『ア・ビガー・バン・ライヴ・オン・コパカバーナ・ビーチ』(2021)
The Rolling Stones
2006年2月8日にブラジル、リオ・デ・ジャネイロのコパカバーナ・ビーチで行われた無料コンサートの模様をフル収録した作品だ。ストーンズの歴史の中でもダントツで最大規模となった、150万人という観客を集めたこのコンサートは、その経費をすべてブラジル政府が持ったという。
今回も例によってBlu-ray1枚とCD2枚組のセット販売の仕様だが、3枚組のアナログLP盤もリリースされている。
- Jumpin’ Jack Flash
- It’s Only Rock ‘n’ Roll (But I Like It)
- You Got Me Rocking
- Tumbling Dice
- Oh No, Not You Again
- Wild Horses
- Rain Fall Down
- Midnight Rambler
- Night Time Is the Right Time
- This Place Is Empty
- Happy
- Miss You
- Rough Justice
- Get Off My Cloud
- Honky Tonk Women
- Sympathy For The Devil
- Start Me Up
- Brown Sugar
- You Can’t Always Get What You Want
- (I Can’t Get No) Satisfaction
いきなり「ジャンピン・ジャック・フラッシュ」で始まり、そのテンションのままぶっ続けで贅沢三昧のロックンロール・ショーが展開されていく。たしかに150万人もの観客のまえでチマチマした曲などやってられないだろう。全20曲中、スロー・テンポの曲は「ワイルド・ホース」とキースが歌う「虚しい気持ち」だけだ。あとはもう、観客の圧とパワーに負けじとばかりに、フルスロットルのエネルギッシュなライヴとなっている。

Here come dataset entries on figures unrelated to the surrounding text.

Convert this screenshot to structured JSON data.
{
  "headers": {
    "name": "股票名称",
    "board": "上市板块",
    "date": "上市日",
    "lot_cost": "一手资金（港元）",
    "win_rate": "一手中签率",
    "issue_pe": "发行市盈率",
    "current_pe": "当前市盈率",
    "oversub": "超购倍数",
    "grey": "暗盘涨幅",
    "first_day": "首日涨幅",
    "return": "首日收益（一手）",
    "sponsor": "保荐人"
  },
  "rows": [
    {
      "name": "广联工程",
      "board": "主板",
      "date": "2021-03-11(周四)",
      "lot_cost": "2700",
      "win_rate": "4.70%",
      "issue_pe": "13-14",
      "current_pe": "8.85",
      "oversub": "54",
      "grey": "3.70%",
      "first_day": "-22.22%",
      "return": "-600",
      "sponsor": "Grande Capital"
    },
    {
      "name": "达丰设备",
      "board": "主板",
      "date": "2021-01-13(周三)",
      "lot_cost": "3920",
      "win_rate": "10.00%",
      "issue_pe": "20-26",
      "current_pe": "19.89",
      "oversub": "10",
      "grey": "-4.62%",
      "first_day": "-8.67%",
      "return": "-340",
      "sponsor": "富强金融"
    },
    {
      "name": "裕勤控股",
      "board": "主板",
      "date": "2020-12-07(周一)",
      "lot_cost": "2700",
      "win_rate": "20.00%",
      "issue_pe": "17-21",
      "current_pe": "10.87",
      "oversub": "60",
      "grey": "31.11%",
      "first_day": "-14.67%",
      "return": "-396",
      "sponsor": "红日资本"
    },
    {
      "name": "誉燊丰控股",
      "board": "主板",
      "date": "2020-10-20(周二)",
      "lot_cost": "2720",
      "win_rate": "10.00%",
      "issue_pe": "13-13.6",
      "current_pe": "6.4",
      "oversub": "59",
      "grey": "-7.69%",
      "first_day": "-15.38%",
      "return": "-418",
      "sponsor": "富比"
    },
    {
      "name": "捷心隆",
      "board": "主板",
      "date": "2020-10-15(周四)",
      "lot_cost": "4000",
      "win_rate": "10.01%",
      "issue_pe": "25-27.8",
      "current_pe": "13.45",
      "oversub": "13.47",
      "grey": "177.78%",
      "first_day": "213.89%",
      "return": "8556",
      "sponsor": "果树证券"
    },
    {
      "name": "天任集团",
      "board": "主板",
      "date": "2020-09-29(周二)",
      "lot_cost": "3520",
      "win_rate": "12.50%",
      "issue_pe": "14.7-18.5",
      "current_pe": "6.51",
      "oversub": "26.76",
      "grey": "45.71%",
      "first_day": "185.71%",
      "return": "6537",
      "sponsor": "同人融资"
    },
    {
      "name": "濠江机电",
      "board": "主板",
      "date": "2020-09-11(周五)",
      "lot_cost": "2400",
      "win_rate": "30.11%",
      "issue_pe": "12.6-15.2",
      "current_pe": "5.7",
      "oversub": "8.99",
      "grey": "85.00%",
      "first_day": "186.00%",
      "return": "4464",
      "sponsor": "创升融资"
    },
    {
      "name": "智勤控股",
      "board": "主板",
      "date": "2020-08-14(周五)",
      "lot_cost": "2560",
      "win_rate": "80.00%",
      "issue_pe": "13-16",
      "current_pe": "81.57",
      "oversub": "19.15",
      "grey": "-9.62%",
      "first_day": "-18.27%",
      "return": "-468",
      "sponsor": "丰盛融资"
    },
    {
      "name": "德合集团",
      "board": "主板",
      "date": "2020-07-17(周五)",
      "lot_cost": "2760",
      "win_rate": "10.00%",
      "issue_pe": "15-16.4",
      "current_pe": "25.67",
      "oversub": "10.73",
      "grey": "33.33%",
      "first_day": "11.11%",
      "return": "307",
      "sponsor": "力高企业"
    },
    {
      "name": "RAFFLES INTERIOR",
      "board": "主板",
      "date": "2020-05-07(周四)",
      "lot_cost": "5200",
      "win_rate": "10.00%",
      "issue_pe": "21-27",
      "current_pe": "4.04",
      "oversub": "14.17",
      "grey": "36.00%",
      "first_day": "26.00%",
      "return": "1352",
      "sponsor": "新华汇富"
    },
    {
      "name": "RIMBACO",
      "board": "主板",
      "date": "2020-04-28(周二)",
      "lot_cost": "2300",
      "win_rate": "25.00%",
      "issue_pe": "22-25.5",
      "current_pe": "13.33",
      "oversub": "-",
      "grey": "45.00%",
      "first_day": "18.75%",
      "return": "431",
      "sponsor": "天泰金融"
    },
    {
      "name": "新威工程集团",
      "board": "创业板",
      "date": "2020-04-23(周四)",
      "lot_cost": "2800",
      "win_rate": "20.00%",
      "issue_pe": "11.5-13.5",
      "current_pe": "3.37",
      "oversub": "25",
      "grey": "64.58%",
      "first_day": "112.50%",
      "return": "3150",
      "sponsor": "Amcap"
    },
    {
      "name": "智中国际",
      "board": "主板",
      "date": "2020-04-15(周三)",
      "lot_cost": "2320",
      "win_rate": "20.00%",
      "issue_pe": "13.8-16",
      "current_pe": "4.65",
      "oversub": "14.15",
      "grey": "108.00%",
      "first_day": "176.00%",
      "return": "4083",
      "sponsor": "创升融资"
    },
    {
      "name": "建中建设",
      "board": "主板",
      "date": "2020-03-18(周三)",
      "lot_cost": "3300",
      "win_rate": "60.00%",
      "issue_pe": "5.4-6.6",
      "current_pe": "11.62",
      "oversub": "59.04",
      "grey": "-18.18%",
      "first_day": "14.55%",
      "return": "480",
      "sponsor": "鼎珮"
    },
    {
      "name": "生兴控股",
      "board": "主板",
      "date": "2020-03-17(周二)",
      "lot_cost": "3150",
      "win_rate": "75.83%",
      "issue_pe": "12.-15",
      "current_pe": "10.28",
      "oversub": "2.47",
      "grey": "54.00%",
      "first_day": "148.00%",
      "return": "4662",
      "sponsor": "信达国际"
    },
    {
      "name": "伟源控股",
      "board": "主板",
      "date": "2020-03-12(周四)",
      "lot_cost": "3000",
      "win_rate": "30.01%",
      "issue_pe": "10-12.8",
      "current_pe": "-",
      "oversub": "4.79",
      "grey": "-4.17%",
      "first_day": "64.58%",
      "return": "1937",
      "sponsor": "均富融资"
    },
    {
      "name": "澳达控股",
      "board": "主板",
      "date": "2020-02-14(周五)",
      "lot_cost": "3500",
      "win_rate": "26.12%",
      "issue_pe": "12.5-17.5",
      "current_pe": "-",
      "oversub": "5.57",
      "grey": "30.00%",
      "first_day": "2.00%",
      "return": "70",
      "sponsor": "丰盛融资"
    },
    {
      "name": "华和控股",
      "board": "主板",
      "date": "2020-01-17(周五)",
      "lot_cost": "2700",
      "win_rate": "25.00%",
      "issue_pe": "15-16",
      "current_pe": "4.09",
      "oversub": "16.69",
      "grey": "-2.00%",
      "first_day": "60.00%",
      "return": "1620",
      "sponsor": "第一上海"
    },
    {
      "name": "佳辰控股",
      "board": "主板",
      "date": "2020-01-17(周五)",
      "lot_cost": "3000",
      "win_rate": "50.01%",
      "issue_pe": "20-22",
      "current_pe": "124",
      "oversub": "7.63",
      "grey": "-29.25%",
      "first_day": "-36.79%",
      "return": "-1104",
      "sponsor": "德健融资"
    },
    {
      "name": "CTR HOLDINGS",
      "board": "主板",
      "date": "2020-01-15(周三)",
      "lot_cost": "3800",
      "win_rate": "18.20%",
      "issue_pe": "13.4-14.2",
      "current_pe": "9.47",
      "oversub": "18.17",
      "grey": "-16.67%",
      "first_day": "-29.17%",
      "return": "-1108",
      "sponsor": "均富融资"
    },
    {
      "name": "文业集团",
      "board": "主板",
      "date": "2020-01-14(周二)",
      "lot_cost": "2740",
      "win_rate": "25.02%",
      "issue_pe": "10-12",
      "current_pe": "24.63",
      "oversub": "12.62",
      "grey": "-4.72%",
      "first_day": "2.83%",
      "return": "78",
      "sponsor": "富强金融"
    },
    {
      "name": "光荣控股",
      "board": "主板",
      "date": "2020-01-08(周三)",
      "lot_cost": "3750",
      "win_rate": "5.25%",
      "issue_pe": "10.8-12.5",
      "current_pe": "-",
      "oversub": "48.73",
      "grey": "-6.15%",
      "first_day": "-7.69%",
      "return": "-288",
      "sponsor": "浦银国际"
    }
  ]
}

「Night Time Is the Right Time」はレイ・チャールズのカバーだ。この曲はその半分ほどをバック・シンガーのリサ・フィッシャーがリード・ヴォーカルを取り、彼女の見せ場となっている。
このコパカバーナ・ビーチでそのハイライトを迎えた〈ア・ビガー・バン・ツアー〉はおよそ2年間かけて32カ国で144回公演を行い468万人+150万人を動員し、5億6千万ドル(当時のレートで約670億円!)の収益を上げた。これは当時、ツアー興行の史上最高の記録だった。
それにしても、東京ドーム30杯分、150万人の観客である。あの悪夢のオルタモントのさらに5倍である。とにかく想像もできない規模だ。いったいどれだけの数の仮設トイレを用意したのだろう、などと考えてしまう。どれだけの警備員が雇われたのだろう、どれだけのビールとシュラスコが販売されたのだろう、交通渋滞はどれほどの規模に及んだのだろう、などと余計なことまで思いを巡らせてしまう。
これだけの浮かれた人々が1箇所に集まってよく一人の死傷者も出ずに済んだものだと思う。ブラジルなんて、と言ったら申し訳ないけど、決してお行儀のいいイメージではないのだけれども、よくまあ何事もなく終わったものだ。コパカバーナ近辺には20以上のスラム街があり、麻薬マフィアが支配しているとも聞く。
そう考えるとこの巨大コンサートの開催を決め、それを無事にやりきったブラジル政府の決断と実行力の素晴らしさに脱帽する思いだ。責任を負うことをビビってばかりいる日本の自治体や政府なら絶対にこの規模ではやらないだろう。
ミックも「驚いたよ。本当にとてもいい観客だった。彼らはああいう機会をどう楽しめばいいのかをよくわかっていたね」とコメントしている。ストーンズもスタッフもよくやりきったと言えるだろう。ひとつトラブルが発生すれば大混乱になっていたかもしれないのだ。
150万人を集めて何事も起こらなかったという、最良の伝説が残された、ロック史上最も讃えられるべきコンサートとして記憶されることだろう。